Chaos follows EM bankruptcies: German beach volleyball is dismantling itself

Successful coach Jürgen Wagner, who led the Brink/Reckermann and Ludwig/Walkenhorst duos to the Olympic summit in 2012 and 2016, quit his job at the German Volleyball Association and sharply criticized his former employer.

Chaos follows EM bankruptcies: German beach volleyball is dismantling itself

Successful coach Jürgen Wagner, who led the Brink/Reckermann and Ludwig/Walkenhorst duos to the Olympic summit in 2012 and 2016, quit his job at the German Volleyball Association and sharply criticized his former employer. The image damage for the successful beach volleyball players is enormous.

Jürgen Wagner is Westphalian. A man who carefully weighs what he has to say before saying it eloquently. A personality with this self-image and this résumé is not easily disturbed. But during the European Beach Volleyball Championships, which ended on Sunday, Wagner, who led the duo Julius Brink and Jonas Reckermann to the Olympic summit in 2012 and four years later Laura Ludwig and Kira Walkenhorst, sat on a bench next to the players' area on Munich's Königsplatz and wrestled the right words.

The 66-year-old successful coach found it difficult to talk about what was weighing on his soul. Wagner no longer wants to work for the German Volleyball Association (DVV), which hired him as a figurehead two years ago. As Head of Beach, he was supposed to fill a position specially set up for him at the Hamburg federal base with life. For beach volleyball in Germany, Wagner's exit is "a loss of quality that cannot be quantified," says Brink, who now accompanies his sport as an expert for various media.

In a statement that was distributed on the volleyball.de portal, Wagner talks about a decision that he had struggled with for a long time: "In the last few months, I have become more and more convinced that support for the high-performance area of ​​beach volleyball is not is the focus of the DVV." The stumbling block was the disempowerment of sports director Niclas Hildebrand, who was released by his employer after internal disputes.

Wagner and Hildebrand defined themselves as a team that was closely interlinked in the conceptual area. Now, according to Wagner's conviction, he sees no possibility of realizing high goals. "From my point of view, Niclas did an excellent job, the separation is incomprehensible and a clear weakening of our sport."

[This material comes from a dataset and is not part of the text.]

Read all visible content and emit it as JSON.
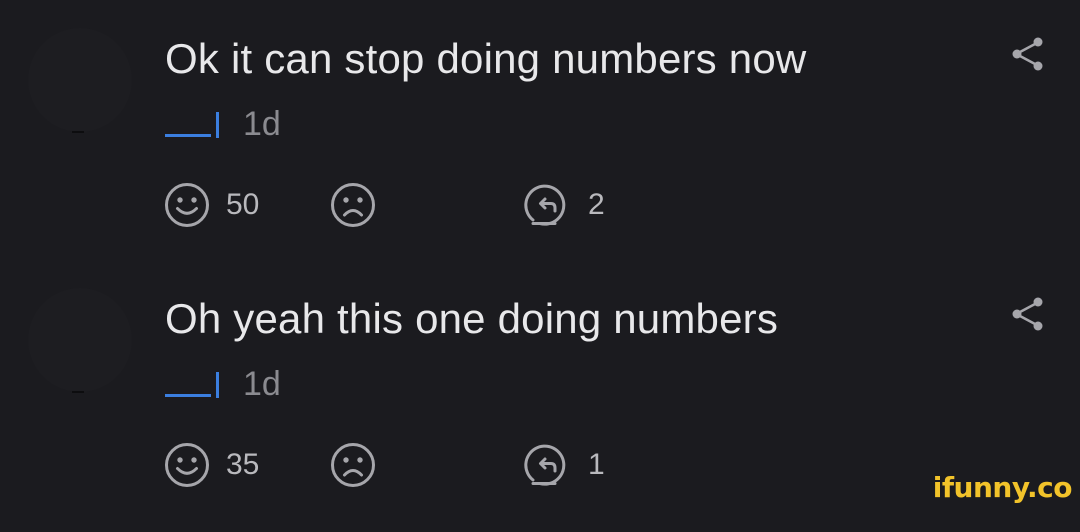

The sand department of German volleyball, so spoiled by success in the past, is in ruins. Svenja Müller and Cinja Tillmann were celebrated two months ago when they dredged bronze at the World Championships in Rome. At the continental summit meeting in Munich, the nine teams entered by the hosts smashed far short of a medal. For what is by far the most successful beach volleyball nation in Europe, this means a disastrous record.

It is hypothetical, but nevertheless obvious, to bring the sobering performance into a causal connection with the desolate state of an umbrella organization that is currently dismantling itself according to all the rules of art. At least Wagner did that. As for the timing of Hildebrand's resignation, he gives his now-former employer a disastrous testimonial. "The DVV chose the timing of Niclas's leave of absence very clumsily. It's not possible to do that between the World Cup and the European Championship. Players discuss it and lose their focus." Specifically, Wagner's general settlement means association president René Hecht and Julia Frauendorf, who, as full-time board members, are responsible for ensuring that the sporting processes run smoothly.

Instead, there is a lot of sand in the gears of the beach volleyball players because the power structure has been smashed. Wagner complains that it would be counterproductive to redistribute the work of the sports director between Julia Frauendorf, Wagner himself and the national coaches, while the man who should actually have the strategic authority to set guidelines sits at home with full salary, twiddles his thumbs and calculates that how much his severance pay could be. Instead of joining forces, coaches, athletes and officials wear each other down in trench warfare and split into alliances that fight each other.

The external impact left behind by Wagner's resignation is devastating, the image damage could hardly be greater. He left it open whether and in what form Jürgen Wagner would remain in the sport to which he had given so much. In the past, the great German successes were always generated when athletes, trainers, doctors, physiotherapists, psychologists and the rest of the environment chose a so-called isolated solution and set themselves up. Largely independent of an association whose marketing agency has gone broke and which has once again proved incompetent.

Doing your own thing could also be the way out this time, after all, Olympic champion Laura Ludwig recently teamed up with the former best indoor player Louisa Lippmann to take her to the Olympic Games in Paris after her baby break ended. In such a constellation, the strategist Wagner, who knows both athletes very well, could definitely take on a leading role.